England announced last week that it would expand the list of countries from which it recognises vaccines, adding 17 others beyond the initial list of the United States and Europe. None of those countries are in Africa. The British government sets coronavirus policy for England, while Scotland, Wales and Northern Ireland are in charge of their own rules.

“We regret that the UK would take this position. We are calling on them to review this because it doesn’t speak to the spirit of true solidarity and cooperation,” said Africa Centres for Disease Control and Prevention director John Nkengasong.
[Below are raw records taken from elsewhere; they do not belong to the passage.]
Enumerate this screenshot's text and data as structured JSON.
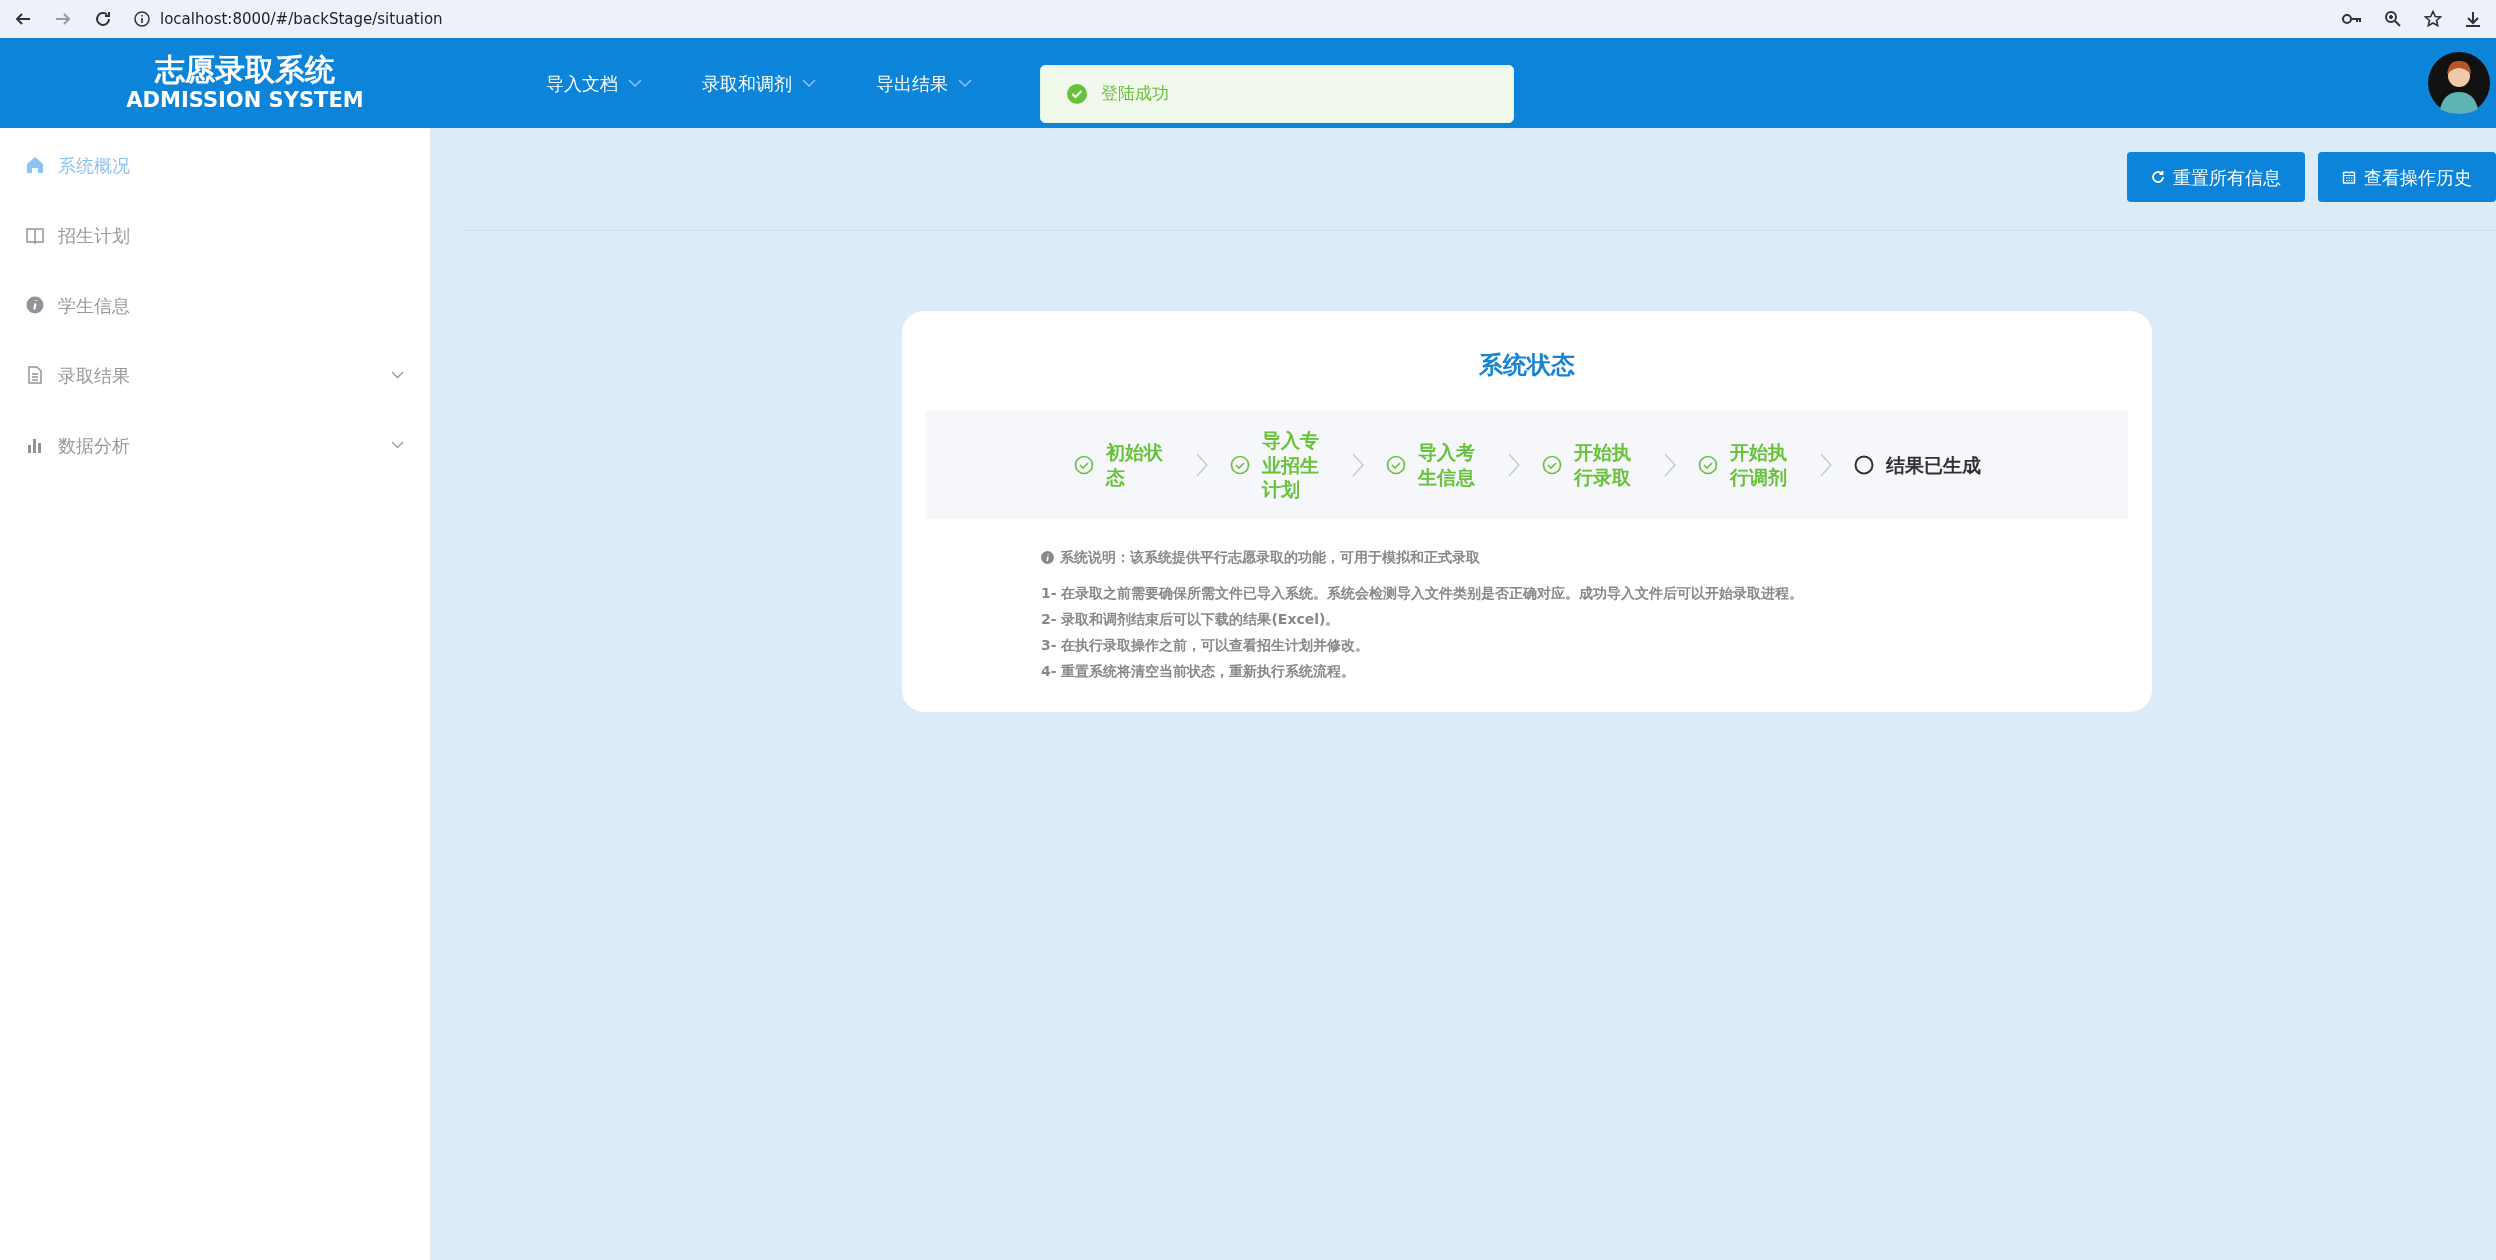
{
  "browser": {
    "url": "localhost:8000/#/backStage/situation"
  },
  "header": {
    "title": "志愿录取系统",
    "subtitle": "ADMISSION SYSTEM",
    "menu": [
      {
        "label": "导入文档"
      },
      {
        "label": "录取和调剂"
      },
      {
        "label": "导出结果"
      }
    ]
  },
  "toast": {
    "message": "登陆成功"
  },
  "sidebar": {
    "items": [
      {
        "label": "系统概况",
        "selected": true,
        "expandable": false
      },
      {
        "label": "招生计划",
        "selected": false,
        "expandable": false
      },
      {
        "label": "学生信息",
        "selected": false,
        "expandable": false
      },
      {
        "label": "录取结果",
        "selected": false,
        "expandable": true
      },
      {
        "label": "数据分析",
        "selected": false,
        "expandable": true
      }
    ]
  },
  "actions": [
    {
      "label": "重置所有信息"
    },
    {
      "label": "查看操作历史"
    }
  ],
  "status_card": {
    "title": "系统状态",
    "steps": [
      {
        "label": "初始状态",
        "done": true
      },
      {
        "label": "导入专业招生计划",
        "done": true
      },
      {
        "label": "导入考生信息",
        "done": true
      },
      {
        "label": "开始执行录取",
        "done": true
      },
      {
        "label": "开始执行调剂",
        "done": true
      },
      {
        "label": "结果已生成",
        "done": false
      }
    ],
    "note": "系统说明：该系统提供平行志愿录取的功能，可用于模拟和正式录取",
    "lines": [
      "1- 在录取之前需要确保所需文件已导入系统。系统会检测导入文件类别是否正确对应。成功导入文件后可以开始录取进程。",
      "2- 录取和调剂结束后可以下载的结果(Excel)。",
      "3- 在执行录取操作之前，可以查看招生计划并修改。",
      "4- 重置系统将清空当前状态，重新执行系统流程。"
    ]
  }
}
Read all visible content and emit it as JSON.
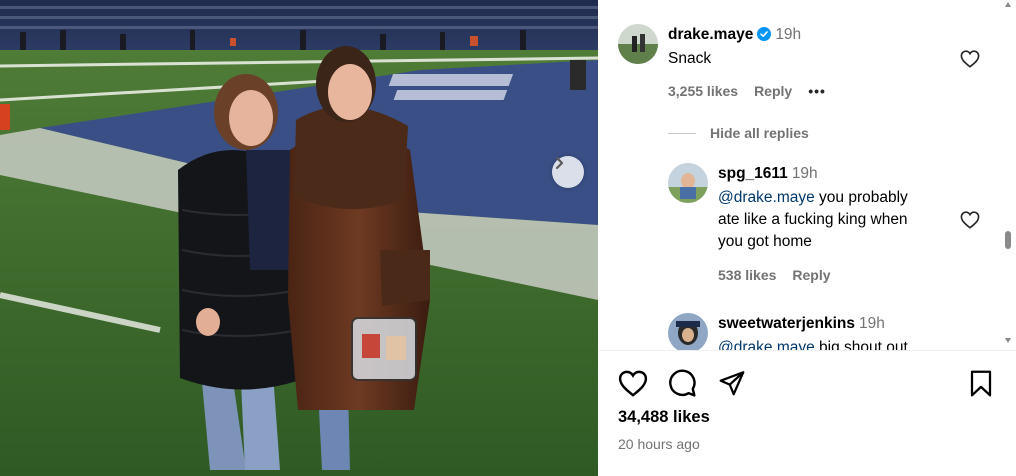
{
  "post": {
    "image_alt": "Two women in winter coats standing on a football field",
    "likes": "34,488 likes",
    "time_ago": "20 hours ago"
  },
  "main_comment": {
    "username": "drake.maye",
    "verified": true,
    "time": "19h",
    "text": "Snack",
    "likes": "3,255 likes",
    "reply_label": "Reply",
    "more_label": "•••",
    "hide_replies_label": "Hide all replies"
  },
  "replies": [
    {
      "username": "spg_1611",
      "time": "19h",
      "mention": "@drake.maye",
      "text_lines": [
        " you probably",
        "ate like a fucking king when",
        "you got home"
      ],
      "likes": "538 likes",
      "reply_label": "Reply"
    },
    {
      "username": "sweetwaterjenkins",
      "time": "19h",
      "mention": "@drake.maye",
      "text": " big shout out"
    }
  ],
  "icons": {
    "like": "heart-icon",
    "comment": "comment-icon",
    "share": "share-icon",
    "save": "bookmark-icon",
    "next": "chevron-right-icon"
  },
  "colors": {
    "mention": "#00376b",
    "verified": "#0095f6",
    "muted": "#737373"
  }
}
“If … you send us vaccines and we use those vaccines and you say you don’t recognise people that have been immunised with those vaccines… it sends a very challenging message for us,” he said.

The British High Commission in Kenya said in a joint statement with the Kenyan Health Ministry on Tuesday that it takes time to set up a system to recognise vaccine certificates for international travel.

Richard Mihigo, a World Health Organization official, echoed this, saying the issue is fundamentally about certificates.

“We need to see how some of these certificates that are generated could be mutually recognised by different countries,” Mihigo, coordinator for the WHO’s Immunization and Vaccines Development Programme Africa, told a news conference on Thursday.

However, Africa’s vaccination rate is still very low. Just 4% of Africans have been vaccinated and much of the continent remains in the midst of a third wave, Nkengasong said

Monthly vaccine shipments to the continent would have to jump seven-fold to reach a United Nations goal of 70% immunisation of the population by September 2022, WHO Africa said in a separate statement.